往日的风流贵公子形象,一下子变得魄力惊人,一下子又和阴阳寮扯上关系。
出于某方面的担忧,他曾不动声色,暗中观察。
疑惑地是,除了已知的一些生活习性,对方平日的不少小习惯和以前丝毫不差。
正是基于这个情况,他暂时排除主公是他人假扮的可能。
世界上不可能有长得一模一样的人,如果眼前这个人是假冒的,那么源氏到哪里去了。
藤原惟光不是傻子,也曾打探过一些消息,并没有找到什么破绽。
所以,目前来看,只有这一种可能。
源氏以前一直韬光养晦,且在自污,借风流之名麻痹其他人!
为什么现在又不装,原因很简单,对方已与阴阳寮连上线,有了这般底气,自然不怕其他人,哪怕对手是势力强劲的太子朱雀院。
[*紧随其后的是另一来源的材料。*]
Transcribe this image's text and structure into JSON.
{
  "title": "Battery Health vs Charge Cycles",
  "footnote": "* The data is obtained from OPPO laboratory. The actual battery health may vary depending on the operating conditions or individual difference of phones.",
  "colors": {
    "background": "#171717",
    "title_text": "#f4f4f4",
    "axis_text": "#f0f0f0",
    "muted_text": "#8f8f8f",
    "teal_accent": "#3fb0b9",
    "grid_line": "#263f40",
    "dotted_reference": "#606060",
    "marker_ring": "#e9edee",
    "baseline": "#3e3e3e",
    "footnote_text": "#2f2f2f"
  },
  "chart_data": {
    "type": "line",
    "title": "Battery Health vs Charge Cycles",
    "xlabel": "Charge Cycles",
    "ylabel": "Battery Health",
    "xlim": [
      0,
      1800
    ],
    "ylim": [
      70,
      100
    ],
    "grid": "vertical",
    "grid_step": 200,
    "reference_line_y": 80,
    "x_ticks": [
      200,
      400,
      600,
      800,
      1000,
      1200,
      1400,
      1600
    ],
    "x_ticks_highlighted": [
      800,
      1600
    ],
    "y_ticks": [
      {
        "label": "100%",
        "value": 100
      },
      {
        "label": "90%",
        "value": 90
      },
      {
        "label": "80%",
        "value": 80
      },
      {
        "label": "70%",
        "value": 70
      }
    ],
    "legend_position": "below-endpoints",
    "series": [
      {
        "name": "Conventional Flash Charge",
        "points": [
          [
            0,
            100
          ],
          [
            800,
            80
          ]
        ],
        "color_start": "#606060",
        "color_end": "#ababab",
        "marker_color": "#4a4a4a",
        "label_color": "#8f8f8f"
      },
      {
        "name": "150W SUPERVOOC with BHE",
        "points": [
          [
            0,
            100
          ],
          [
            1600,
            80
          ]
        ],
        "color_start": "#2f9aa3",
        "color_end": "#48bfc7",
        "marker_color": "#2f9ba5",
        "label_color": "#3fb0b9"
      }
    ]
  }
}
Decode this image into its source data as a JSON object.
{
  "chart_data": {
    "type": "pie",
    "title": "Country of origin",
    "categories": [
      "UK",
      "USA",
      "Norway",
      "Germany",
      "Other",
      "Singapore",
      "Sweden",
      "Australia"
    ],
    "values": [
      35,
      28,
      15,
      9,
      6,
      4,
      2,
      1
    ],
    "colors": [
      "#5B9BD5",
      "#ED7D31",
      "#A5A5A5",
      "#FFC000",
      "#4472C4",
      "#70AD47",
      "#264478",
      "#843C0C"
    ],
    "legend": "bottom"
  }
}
李宣瞥了一眼陷入脑中风暴的藤原惟光,拿起信封取出一看。
微微一扫,就将其放在一边。
信中内容无外乎风花雪月之事,欲邀请其到六条院一叙,还写有一些诗情画意,一副情根深种的样子。
李宣哪有时间去抗源氏的锅,尤其是初步得知无法横渡海域。
“最近可有人去往东土?”
闻言,藤原惟光瞬间回神,说道:“自废止遣唐使以来,朝中已多年未曾派出使者前往。”
李宣一转视线,看向皇宫方向,说道:“惟光,你觉得什么时候可以复启?”
藤原惟光想了想,觉得这种可能性很低,说道:“很难,说句大不敬的话,哪怕有皇上的御令,想要重遣使臣也很困难。”
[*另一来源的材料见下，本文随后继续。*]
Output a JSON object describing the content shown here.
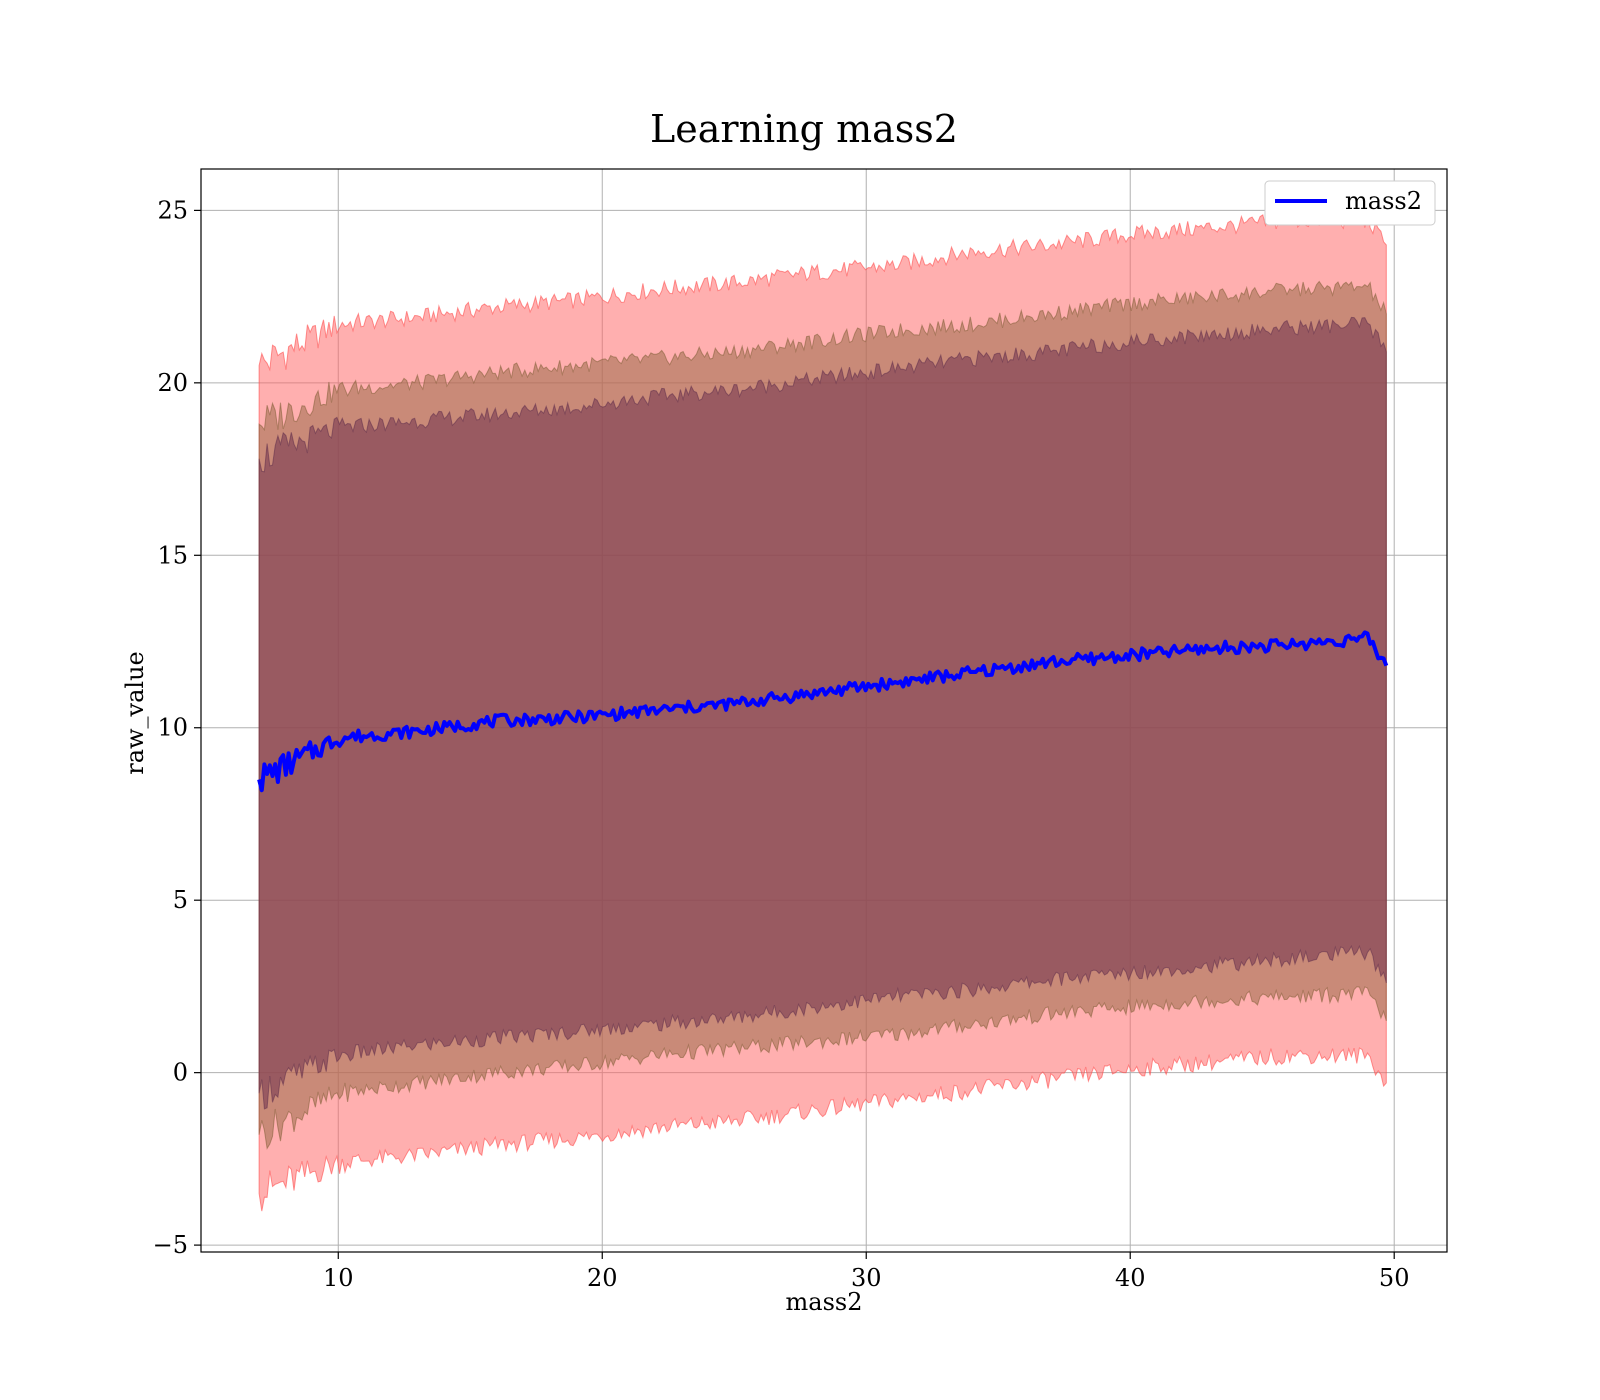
{
  "chart_data": {
    "type": "area",
    "title": "Learning mass2",
    "xlabel": "mass2",
    "ylabel": "raw_value",
    "xlim": [
      4.8,
      52
    ],
    "ylim": [
      -5.2,
      26.2
    ],
    "xticks": [
      10,
      20,
      30,
      40,
      50
    ],
    "yticks": [
      -5,
      0,
      5,
      10,
      15,
      20,
      25
    ],
    "xtick_labels": [
      "10",
      "20",
      "30",
      "40",
      "50"
    ],
    "ytick_labels": [
      "−5",
      "0",
      "5",
      "10",
      "15",
      "20",
      "25"
    ],
    "grid": true,
    "legend": {
      "position": "top-right",
      "entries": [
        "mass2"
      ]
    },
    "colors": {
      "line": "#0000ff",
      "band_outer": "#ff6666",
      "band_middle": "#9c6b4a",
      "band_inner": "#7a3a52"
    },
    "x": [
      7.0,
      10.0,
      13.0,
      16.0,
      19.0,
      22.0,
      25.0,
      28.0,
      31.0,
      34.0,
      37.0,
      40.0,
      43.0,
      46.0,
      49.0,
      49.7
    ],
    "series": [
      {
        "name": "mass2",
        "role": "mean",
        "values": [
          8.5,
          9.7,
          9.9,
          10.2,
          10.3,
          10.5,
          10.7,
          11.0,
          11.3,
          11.6,
          11.9,
          12.1,
          12.3,
          12.4,
          12.6,
          11.8
        ]
      },
      {
        "role": "outer_upper",
        "values": [
          20.5,
          21.7,
          21.9,
          22.2,
          22.4,
          22.7,
          22.9,
          23.2,
          23.4,
          23.8,
          24.0,
          24.3,
          24.5,
          24.7,
          24.7,
          24.0
        ]
      },
      {
        "role": "outer_lower",
        "values": [
          -3.5,
          -2.6,
          -2.4,
          -2.1,
          -1.9,
          -1.6,
          -1.4,
          -1.1,
          -0.8,
          -0.5,
          -0.2,
          0.1,
          0.3,
          0.5,
          0.5,
          -0.3
        ]
      },
      {
        "role": "middle_upper",
        "values": [
          18.8,
          19.8,
          20.0,
          20.3,
          20.5,
          20.7,
          20.9,
          21.2,
          21.5,
          21.7,
          22.0,
          22.3,
          22.5,
          22.7,
          22.8,
          22.0
        ]
      },
      {
        "role": "middle_lower",
        "values": [
          -1.8,
          -0.6,
          -0.3,
          0.0,
          0.2,
          0.5,
          0.7,
          0.9,
          1.1,
          1.4,
          1.7,
          1.9,
          2.1,
          2.2,
          2.3,
          1.5
        ]
      },
      {
        "role": "inner_upper",
        "values": [
          17.8,
          18.7,
          18.9,
          19.1,
          19.3,
          19.6,
          19.8,
          20.1,
          20.4,
          20.7,
          20.9,
          21.2,
          21.4,
          21.6,
          21.7,
          20.9
        ]
      },
      {
        "role": "inner_lower",
        "values": [
          -0.6,
          0.5,
          0.8,
          1.0,
          1.2,
          1.4,
          1.6,
          1.9,
          2.2,
          2.4,
          2.7,
          2.9,
          3.1,
          3.3,
          3.5,
          2.6
        ]
      }
    ]
  }
}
这话说的有点逾越,若是被其他人听了去,难保冠以大不敬的罪名。
但是,李宣反而高看对方一眼。
这个时候可不像未来,很多消息和知识被上层所垄断,平民想要了解一二,比登天还难。
此时,天皇的权利虽不像未来一样被完全架空,像是一个吉祥物,但是手中能够动用的资源也非常有限,还常被各方挟制。
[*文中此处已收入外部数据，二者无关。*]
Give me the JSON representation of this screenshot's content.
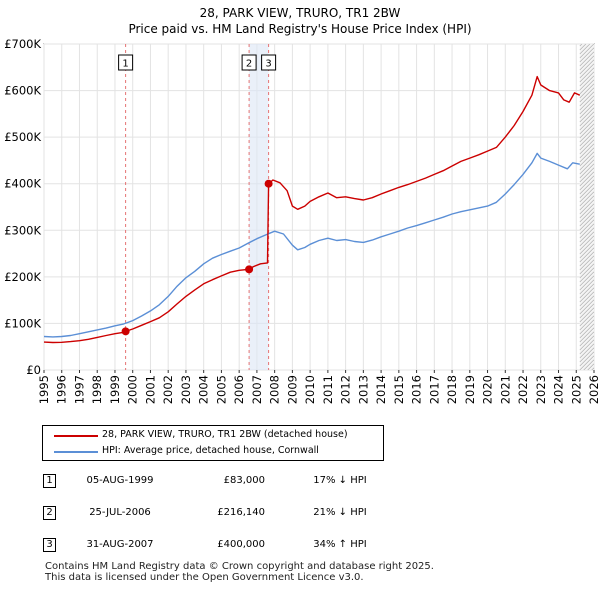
{
  "chart_data": {
    "type": "line",
    "title": "28, PARK VIEW, TRURO, TR1 2BW",
    "subtitle": "Price paid vs. HM Land Registry's House Price Index (HPI)",
    "xlabel": "",
    "ylabel": "",
    "xlim": [
      1995,
      2026
    ],
    "ylim": [
      0,
      700000
    ],
    "x_ticks": [
      "1995",
      "1996",
      "1997",
      "1998",
      "1999",
      "2000",
      "2001",
      "2002",
      "2003",
      "2004",
      "2005",
      "2006",
      "2007",
      "2008",
      "2009",
      "2010",
      "2011",
      "2012",
      "2013",
      "2014",
      "2015",
      "2016",
      "2017",
      "2018",
      "2019",
      "2020",
      "2021",
      "2022",
      "2023",
      "2024",
      "2025",
      "2026"
    ],
    "y_ticks": [
      {
        "value": 0,
        "label": "£0"
      },
      {
        "value": 100000,
        "label": "£100K"
      },
      {
        "value": 200000,
        "label": "£200K"
      },
      {
        "value": 300000,
        "label": "£300K"
      },
      {
        "value": 400000,
        "label": "£400K"
      },
      {
        "value": 500000,
        "label": "£500K"
      },
      {
        "value": 600000,
        "label": "£600K"
      },
      {
        "value": 700000,
        "label": "£700K"
      }
    ],
    "grid": true,
    "colors": {
      "property": "#cc0000",
      "hpi": "#5b8fd6",
      "sale_marker": "#cc0000",
      "band": "#dce6f5",
      "grid": "#e3e3e3",
      "vline": "#e57373",
      "future_hatch": "#b0b0b0"
    },
    "series": [
      {
        "name": "28, PARK VIEW, TRURO, TR1 2BW (detached house)",
        "color": "#cc0000",
        "points": [
          [
            1995.0,
            60000
          ],
          [
            1995.5,
            59000
          ],
          [
            1996.0,
            59500
          ],
          [
            1996.5,
            61000
          ],
          [
            1997.0,
            63000
          ],
          [
            1997.5,
            66000
          ],
          [
            1998.0,
            70000
          ],
          [
            1998.5,
            74000
          ],
          [
            1999.0,
            78000
          ],
          [
            1999.5,
            81000
          ],
          [
            1999.6,
            83000
          ],
          [
            2000.0,
            88000
          ],
          [
            2000.5,
            96000
          ],
          [
            2001.0,
            104000
          ],
          [
            2001.5,
            112000
          ],
          [
            2002.0,
            125000
          ],
          [
            2002.5,
            142000
          ],
          [
            2003.0,
            158000
          ],
          [
            2003.5,
            172000
          ],
          [
            2004.0,
            185000
          ],
          [
            2004.5,
            194000
          ],
          [
            2005.0,
            202000
          ],
          [
            2005.5,
            210000
          ],
          [
            2006.0,
            214000
          ],
          [
            2006.56,
            216140
          ],
          [
            2006.8,
            222000
          ],
          [
            2007.2,
            228000
          ],
          [
            2007.6,
            230000
          ],
          [
            2007.66,
            400000
          ],
          [
            2007.9,
            408000
          ],
          [
            2008.3,
            402000
          ],
          [
            2008.7,
            385000
          ],
          [
            2009.0,
            352000
          ],
          [
            2009.3,
            345000
          ],
          [
            2009.7,
            352000
          ],
          [
            2010.0,
            362000
          ],
          [
            2010.5,
            372000
          ],
          [
            2011.0,
            380000
          ],
          [
            2011.5,
            370000
          ],
          [
            2012.0,
            372000
          ],
          [
            2012.5,
            368000
          ],
          [
            2013.0,
            365000
          ],
          [
            2013.5,
            370000
          ],
          [
            2014.0,
            378000
          ],
          [
            2014.5,
            385000
          ],
          [
            2015.0,
            392000
          ],
          [
            2015.5,
            398000
          ],
          [
            2016.0,
            405000
          ],
          [
            2016.5,
            412000
          ],
          [
            2017.0,
            420000
          ],
          [
            2017.5,
            428000
          ],
          [
            2018.0,
            438000
          ],
          [
            2018.5,
            448000
          ],
          [
            2019.0,
            455000
          ],
          [
            2019.5,
            462000
          ],
          [
            2020.0,
            470000
          ],
          [
            2020.5,
            478000
          ],
          [
            2021.0,
            500000
          ],
          [
            2021.5,
            525000
          ],
          [
            2022.0,
            555000
          ],
          [
            2022.5,
            590000
          ],
          [
            2022.8,
            630000
          ],
          [
            2023.0,
            612000
          ],
          [
            2023.5,
            600000
          ],
          [
            2024.0,
            595000
          ],
          [
            2024.3,
            580000
          ],
          [
            2024.6,
            575000
          ],
          [
            2024.9,
            595000
          ],
          [
            2025.2,
            590000
          ]
        ]
      },
      {
        "name": "HPI: Average price, detached house, Cornwall",
        "color": "#5b8fd6",
        "points": [
          [
            1995.0,
            72000
          ],
          [
            1995.5,
            71000
          ],
          [
            1996.0,
            72000
          ],
          [
            1996.5,
            74000
          ],
          [
            1997.0,
            78000
          ],
          [
            1997.5,
            82000
          ],
          [
            1998.0,
            86000
          ],
          [
            1998.5,
            90000
          ],
          [
            1999.0,
            95000
          ],
          [
            1999.5,
            99000
          ],
          [
            2000.0,
            106000
          ],
          [
            2000.5,
            116000
          ],
          [
            2001.0,
            127000
          ],
          [
            2001.5,
            140000
          ],
          [
            2002.0,
            158000
          ],
          [
            2002.5,
            180000
          ],
          [
            2003.0,
            198000
          ],
          [
            2003.5,
            212000
          ],
          [
            2004.0,
            228000
          ],
          [
            2004.5,
            240000
          ],
          [
            2005.0,
            248000
          ],
          [
            2005.5,
            255000
          ],
          [
            2006.0,
            262000
          ],
          [
            2006.5,
            272000
          ],
          [
            2007.0,
            282000
          ],
          [
            2007.5,
            290000
          ],
          [
            2008.0,
            298000
          ],
          [
            2008.5,
            292000
          ],
          [
            2009.0,
            268000
          ],
          [
            2009.3,
            258000
          ],
          [
            2009.7,
            263000
          ],
          [
            2010.0,
            270000
          ],
          [
            2010.5,
            278000
          ],
          [
            2011.0,
            283000
          ],
          [
            2011.5,
            278000
          ],
          [
            2012.0,
            280000
          ],
          [
            2012.5,
            276000
          ],
          [
            2013.0,
            274000
          ],
          [
            2013.5,
            279000
          ],
          [
            2014.0,
            286000
          ],
          [
            2014.5,
            292000
          ],
          [
            2015.0,
            298000
          ],
          [
            2015.5,
            305000
          ],
          [
            2016.0,
            310000
          ],
          [
            2016.5,
            316000
          ],
          [
            2017.0,
            322000
          ],
          [
            2017.5,
            328000
          ],
          [
            2018.0,
            335000
          ],
          [
            2018.5,
            340000
          ],
          [
            2019.0,
            344000
          ],
          [
            2019.5,
            348000
          ],
          [
            2020.0,
            352000
          ],
          [
            2020.5,
            360000
          ],
          [
            2021.0,
            378000
          ],
          [
            2021.5,
            398000
          ],
          [
            2022.0,
            420000
          ],
          [
            2022.5,
            445000
          ],
          [
            2022.8,
            465000
          ],
          [
            2023.0,
            455000
          ],
          [
            2023.5,
            448000
          ],
          [
            2024.0,
            440000
          ],
          [
            2024.5,
            432000
          ],
          [
            2024.8,
            445000
          ],
          [
            2025.2,
            442000
          ]
        ]
      }
    ],
    "sales": [
      {
        "id": "1",
        "x": 1999.6,
        "value": 83000
      },
      {
        "id": "2",
        "x": 2006.56,
        "value": 216140
      },
      {
        "id": "3",
        "x": 2007.66,
        "value": 400000
      }
    ],
    "data_end_x": 2025.2
  },
  "legend": {
    "property_label": "28, PARK VIEW, TRURO, TR1 2BW (detached house)",
    "hpi_label": "HPI: Average price, detached house, Cornwall"
  },
  "sales_table": [
    {
      "id": "1",
      "date": "05-AUG-1999",
      "price": "£83,000",
      "hpi": "17% ↓ HPI"
    },
    {
      "id": "2",
      "date": "25-JUL-2006",
      "price": "£216,140",
      "hpi": "21% ↓ HPI"
    },
    {
      "id": "3",
      "date": "31-AUG-2007",
      "price": "£400,000",
      "hpi": "34% ↑ HPI"
    }
  ],
  "footer": {
    "line1": "Contains HM Land Registry data © Crown copyright and database right 2025.",
    "line2": "This data is licensed under the Open Government Licence v3.0."
  }
}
李宣眼眸一闪,说道:“此话只入你我之耳,不可在外放肆。”
藤原惟光赶忙点点头,说道:“就是在主公面前说道说道。”
说着,一副欲言又止的样子。
见对方这般表情,李宣端起清茶抿了一口,缓缓说道:“想说什么就说。”
藤原惟光迟疑一二,咬了咬牙,说道:“主公,如果您是天皇,我觉得重遣使臣并不是什么难事。”
李宣瞥了对方一眼,说道:“你平时可没这么胆大。”
听到这话,藤原惟光立刻跪倒在地,叩首道:“臣下死罪。”
李宣将茶盏放下,起身走过几步,看向皇宫方向,说道:“弘徽殿女御是藤原家一员,朱雀院更是东宫太子,惟光,别被有些人利用,当了棋子不自知。”
此话一出,藤原惟光心中蓦地一惊,额头渗出冷汗。
只是一开口,就被对方叫破心事,还隐隐察觉到某些事情,主公变化之大,真叫人吃惊!
“不过,你有一件事说对了,重遣使臣并不是什么难事。”
说着,李宣眼眸闪过一道冷冽的光芒,说道:“我欲组建一支商队,与使臣一起前往东土,惟光,商队的事你亲自去办。”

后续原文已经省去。